Israel and Palestine

Articles from 1919 to the present comment on the establishment of Israel and the resentment of those it has displaced.

In recent days, the world has watched as Israel has pulled anguished Jewish settlers from communities in the Gaza strip to allow Palestinians to return to land that was once theirs. What this development portends for the future either of Israel or of Palestine is unclear; while some anticipate that Israel's gesture will help cultivate goodwill, others worry that it will be interpreted as a validation of terrorist violence. Over the years, The Atlantic has reported on many aspects of the spiritual-national project that is Israel, and on the resentment and hurt it has fostered among the Palestinians it displaced. At this historic moment—as acreage in the hotly contested Holy Land changes hands once again—now seems an appropriate moment to revisit a selection of those articles.

In "A Jewish Palestine" (July 1919), H. Sacher explained the scriptural and historical basis of the Zionist impulse. "'With him who dwells outside Palestine it is as though God were not with him,'" he wrote, quoting from rabbinical works. "'To live in the land of Israel outweighs all the commands of the Torah.'" All of Judaism, Sacher claimed, is tied together by the "triple thread of God, the Jewish people, and the Jewish land."

Rabbi Milton Steinberg, in "The Creed of an American Zionist" (February 1945), argued for the formation of a Jewish commonwealth in Palestine.
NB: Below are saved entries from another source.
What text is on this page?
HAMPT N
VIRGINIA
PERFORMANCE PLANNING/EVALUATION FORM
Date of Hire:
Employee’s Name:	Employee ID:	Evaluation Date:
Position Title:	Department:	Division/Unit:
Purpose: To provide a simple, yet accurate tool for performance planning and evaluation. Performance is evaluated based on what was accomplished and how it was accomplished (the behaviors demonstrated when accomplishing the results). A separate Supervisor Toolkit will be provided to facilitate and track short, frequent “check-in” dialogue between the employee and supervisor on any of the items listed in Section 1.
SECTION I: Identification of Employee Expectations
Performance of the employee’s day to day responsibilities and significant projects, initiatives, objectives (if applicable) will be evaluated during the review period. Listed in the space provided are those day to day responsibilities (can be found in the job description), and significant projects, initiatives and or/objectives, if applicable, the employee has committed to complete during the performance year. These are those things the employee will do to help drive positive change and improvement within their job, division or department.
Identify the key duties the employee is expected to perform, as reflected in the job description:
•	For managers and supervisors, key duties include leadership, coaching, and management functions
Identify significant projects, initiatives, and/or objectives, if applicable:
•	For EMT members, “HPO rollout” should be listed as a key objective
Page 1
In the wake of the Holocaust, he asserted, the revitalization of Hebraic culture would require a safe haven "where the homeless Jews of the world shall have found rest; where the Jewish spirit shall have been reborn; whence shall flow to the Jewries of the Dispersion inspiration and the stuff on which it feeds."

"The Kingdom of the Spirit" (November 1961) by David Ben-Gurion, Israel's first prime minister, explained that, far more than a mere "national and political unit," Israel was to become a spiritual arena in which "a new way toward freedom, peace, justice, and equality, the advancement and redemption of humanity" would be "point[ed] out to the world."

In 1961, Martha Gellhorn traveled to the Middle East to spend time in Palestinian refugee camps, speaking at length with dispossessed Palestinians and gauging their mood. The depth of bitterness against Israel, she reported in "The Arabs of Palestine" (October 1961), was extreme. "The children are taught hate," she reported. "The garden of Eden stolen from them by murderers; their duty is to live for Return and Revenge."

In "Israel and the Arabs: The Myths that Block Peace" (January, 1969), the political scientist Charles Yost argued for the feasibility of Arab-Israeli peace. He suggested that if each side could only be persuaded to relinquish its cherished myths—the sense each had, for example, of its own innate superiority and divine right to control the Holy Land—then the conflict could be approached as a purely political, logistical matter, and a workable compromise could be devised. Should the two sides stubbornly refuse to listen to reason, he argued, then outside intervention on the part of the United Nations would be required to work out a compromise.

In "Why Israel Can't Take 'Bold Steps' for Peace" (October 1985) Irish statesman Conor Cruise O'Brien argued that hopes for rational solutions to the Middle Eastern conflict are unfounded. He suggested that the modern Western world's rationalism has led many to believe, wrongly, that a logical settlement is all that is required for the attainment of peace. "The Jewish claim to Jerusalem is not a matter of rational argument; nor is the Moslem claim; nor will the two claims be reconciled, or either side appeased, by arbitration."

In "Runaway Revolution" (June 1988), Ehud Ya'ari took a considered look at the Palestinian uprising—or intifada—in which Palestinians in the West Bank and Gaza protested the Jewish occupation by hurling stones, closing their shops and businesses, and erecting barricades against Jews. Most observers had assumed that the movement had been instigated by top leaders of the PLO. But in truth, Ya'ari suggested, signs indicated that it was in fact a grassroots development, growing out of the day-to-day "frustration, humiliation, and despair" of ordinary Palestinians living in occupied territory. After all, he pointed out, they face everything from "frequent and humiliating checks at roadblocks to cavalier treatment at work and discrimination in setting wages." And after spending all day working in Israel constructing nice homes for Jews, they return "home at night to sewage flowing in the streets between their wretched huts."

Most recently, in "Will Israel Live to 100?" (May 2005), Benjamin Schwarz warned of dim prospects for the state of Israel. He argued that recent reparations and efforts to establish some semblance of peace between Israel and Palestine will not, ultimately, ensure a satisfactory compromise. He wrote, "The very circumstances that have pushed both sides toward accommodation militate against it. Indeed, they point toward catastrophe." The demographic (and geographic) reality is, Schwarz argued, that Israel will probably not be able to hold onto its territory in the coming generations. "The century-long Palestinian-Zionist conflict is a story of two peoples, each with reasonable claims to the same piece of earth; and nearly every aspect of that story suggests that in the end—and to the detriment of those peoples, their region, and perhaps the entire world—their aspirations are not amenable to compromise."